Over time my wife grew resentful for me not standing up for her, many long arguments. Last Xmas my mother made plans w/o talking to my wife and she sent a nasty em to my mother. Everything exploded. I went to see my family an hour away during the holidays to make things better, big mistake. My wife was not happy and repeated the" you put your family first" mantra. 


After the holidays the calls from my folks stopped, even though I left things on good terms. After a month they started calling me " caller id unavaialbe" and not leaving a message. Increasingly I got more a more upset. I decided not to return their calls w/o a messsage. 


Hindsite 20/20 I realize they pulled off some nasty stunts at the wedding which made my wife very upset, which I never called them on because I wanted everyone to be happy. 

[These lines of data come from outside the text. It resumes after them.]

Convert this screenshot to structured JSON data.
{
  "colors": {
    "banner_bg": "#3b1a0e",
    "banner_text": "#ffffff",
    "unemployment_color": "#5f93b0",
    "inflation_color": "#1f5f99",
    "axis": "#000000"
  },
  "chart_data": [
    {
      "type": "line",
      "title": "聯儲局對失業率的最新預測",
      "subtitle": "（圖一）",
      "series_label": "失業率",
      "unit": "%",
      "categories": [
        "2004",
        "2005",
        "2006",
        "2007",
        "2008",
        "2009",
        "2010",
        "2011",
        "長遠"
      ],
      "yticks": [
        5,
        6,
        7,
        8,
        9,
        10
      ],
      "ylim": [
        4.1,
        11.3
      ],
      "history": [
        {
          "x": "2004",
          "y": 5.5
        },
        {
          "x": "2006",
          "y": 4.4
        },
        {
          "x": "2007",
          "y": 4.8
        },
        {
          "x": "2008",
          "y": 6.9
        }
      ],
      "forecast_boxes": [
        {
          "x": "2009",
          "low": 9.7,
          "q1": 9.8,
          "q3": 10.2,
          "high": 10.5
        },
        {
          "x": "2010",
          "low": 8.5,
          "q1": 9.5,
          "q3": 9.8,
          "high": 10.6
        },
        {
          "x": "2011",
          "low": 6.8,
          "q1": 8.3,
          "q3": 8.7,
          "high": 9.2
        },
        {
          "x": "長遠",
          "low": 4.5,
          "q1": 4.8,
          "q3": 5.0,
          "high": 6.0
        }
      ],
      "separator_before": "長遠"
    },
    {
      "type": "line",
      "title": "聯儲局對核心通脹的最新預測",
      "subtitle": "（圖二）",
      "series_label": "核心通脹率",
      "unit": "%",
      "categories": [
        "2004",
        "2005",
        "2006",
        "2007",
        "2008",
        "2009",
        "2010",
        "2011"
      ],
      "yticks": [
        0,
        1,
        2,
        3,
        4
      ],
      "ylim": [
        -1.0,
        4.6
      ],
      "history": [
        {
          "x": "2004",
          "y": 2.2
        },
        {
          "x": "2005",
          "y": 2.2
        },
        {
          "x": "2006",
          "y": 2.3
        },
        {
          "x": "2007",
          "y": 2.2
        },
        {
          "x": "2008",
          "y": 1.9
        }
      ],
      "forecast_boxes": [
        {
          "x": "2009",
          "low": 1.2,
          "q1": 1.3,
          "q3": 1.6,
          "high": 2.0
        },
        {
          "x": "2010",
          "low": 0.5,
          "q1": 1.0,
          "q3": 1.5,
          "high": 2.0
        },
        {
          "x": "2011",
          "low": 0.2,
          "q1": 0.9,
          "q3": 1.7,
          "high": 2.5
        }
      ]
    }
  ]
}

I have changed phones because of work. There are no emails to me or calls to my wife since the xmas debacle. Here's the sad part. I am really starting to hate my parents and sister more and more each day. I have always been the black sheep of the family and I know it, accept it as well. Now I feel like my wife is paying the price. I am on her side 100% in everything. She is a good person, responsible, loves pets, gardens, and is a published author.

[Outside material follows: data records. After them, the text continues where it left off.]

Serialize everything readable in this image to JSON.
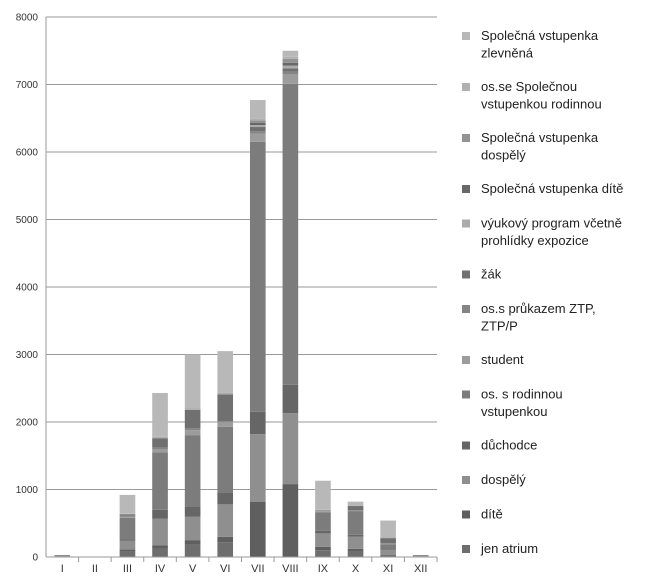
{
  "chart_data": {
    "type": "bar",
    "stacked": true,
    "title": "",
    "xlabel": "",
    "ylabel": "",
    "ylim": [
      0,
      8000
    ],
    "yticks": [
      0,
      1000,
      2000,
      3000,
      4000,
      5000,
      6000,
      7000,
      8000
    ],
    "grid": "horizontal",
    "legend_position": "right",
    "categories": [
      "I",
      "II",
      "III",
      "IV",
      "V",
      "VI",
      "VII",
      "VIII",
      "IX",
      "X",
      "XI",
      "XII"
    ],
    "series": [
      {
        "name": "jen atrium",
        "color": "#6e6e6e",
        "values": [
          5,
          0,
          80,
          120,
          180,
          220,
          0,
          0,
          100,
          80,
          20,
          5
        ]
      },
      {
        "name": "dítě",
        "color": "#5f5f5f",
        "values": [
          5,
          0,
          30,
          50,
          70,
          80,
          820,
          1080,
          50,
          40,
          10,
          5
        ]
      },
      {
        "name": "dospělý",
        "color": "#8f8f8f",
        "values": [
          10,
          0,
          130,
          400,
          350,
          480,
          1000,
          1050,
          200,
          180,
          70,
          10
        ]
      },
      {
        "name": "důchodce",
        "color": "#666666",
        "values": [
          0,
          0,
          20,
          130,
          150,
          180,
          330,
          420,
          40,
          30,
          10,
          0
        ]
      },
      {
        "name": "os. s rodinnou vstupenkou",
        "color": "#7c7c7c",
        "values": [
          10,
          0,
          320,
          850,
          1050,
          970,
          4000,
          4460,
          270,
          350,
          80,
          10
        ]
      },
      {
        "name": "student",
        "color": "#9c9c9c",
        "values": [
          0,
          0,
          20,
          50,
          80,
          60,
          120,
          140,
          20,
          10,
          10,
          0
        ]
      },
      {
        "name": "os.s průkazem ZTP, ZTP/P",
        "color": "#858585",
        "values": [
          0,
          0,
          10,
          20,
          30,
          20,
          40,
          40,
          10,
          5,
          5,
          0
        ]
      },
      {
        "name": "žák",
        "color": "#707070",
        "values": [
          0,
          0,
          20,
          140,
          270,
          400,
          60,
          50,
          0,
          60,
          75,
          0
        ]
      },
      {
        "name": "výukový program včetně prohlídky expozice",
        "color": "#ababab",
        "values": [
          0,
          0,
          10,
          20,
          20,
          20,
          30,
          40,
          10,
          10,
          10,
          0
        ]
      },
      {
        "name": "Společná vstupenka dítě",
        "color": "#686868",
        "values": [
          0,
          0,
          0,
          0,
          0,
          0,
          30,
          40,
          0,
          0,
          0,
          0
        ]
      },
      {
        "name": "Společná vstupenka dospělý",
        "color": "#929292",
        "values": [
          0,
          0,
          0,
          0,
          0,
          0,
          40,
          60,
          0,
          0,
          0,
          0
        ]
      },
      {
        "name": "os.se Společnou vstupenkou rodinnou",
        "color": "#b0b0b0",
        "values": [
          0,
          0,
          0,
          0,
          0,
          0,
          20,
          30,
          0,
          0,
          0,
          0
        ]
      },
      {
        "name": "Společná vstupenka zlevněná",
        "color": "#b8b8b8",
        "values": [
          0,
          0,
          280,
          650,
          800,
          620,
          280,
          90,
          430,
          55,
          250,
          0
        ]
      }
    ],
    "legend_labels": [
      [
        "Společná vstupenka",
        "zlevněná"
      ],
      [
        "os.se Společnou",
        "vstupenkou rodinnou"
      ],
      [
        "Společná vstupenka",
        "dospělý"
      ],
      [
        "Společná vstupenka dítě"
      ],
      [
        "výukový program včetně",
        "prohlídky expozice"
      ],
      [
        "žák"
      ],
      [
        "os.s průkazem ZTP,",
        "ZTP/P"
      ],
      [
        "student"
      ],
      [
        "os. s rodinnou",
        "vstupenkou"
      ],
      [
        "důchodce"
      ],
      [
        "dospělý"
      ],
      [
        "dítě"
      ],
      [
        "jen atrium"
      ]
    ]
  }
}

I am in torment becuase even if I can make things better with my folks I feel I will never respect or what to be part of their lives, as they have shunned my life/wife. Please any input is much needed, Thank you in advance.


----------



## marina72

Well, you said it all yourself. Your folks did some mean things to your wife, and in the beginning you didn't acknowledge these things, for fear of causing a rift. And then you ended up with a wife who felt neglected and like you weren't going to honer her and back her up, and protect her from being hurt emotionally by your own family. Then when your wife finally has had enough, and lets your Mom know how she feels, which is something you had thus far refused to do, so she took matters into her own hands, your parents get mad and refuse to speak to you, and then start pranking your phone, like middle schoolers.

And you clearly have seen what this has done to your wife, and have started trying to make good on it, which is Great! You're on the right track there. Your wife doesn't sound unreasonable, your parents do however. Who does that anyway? They need to grow up, and treat your wife and you, with some respect. And if they can't, and they can't understand that your wife will Always come first, and that's how it should be, and if they do something that is out of line to upset her, that you'll come to her defense, then you don't need them in your life anyway.

Having said that, I'm not saying you should never speak to them again, but if they are going to make your life this miserable and refuse to treat your wife with respect, then what can you do?
If they have shunned your wife, then they have shunned you. Your wife comes first. That's as it should be. And if they can't accept her, or at least be civil to her, then you might have to have limited contact with them.


----------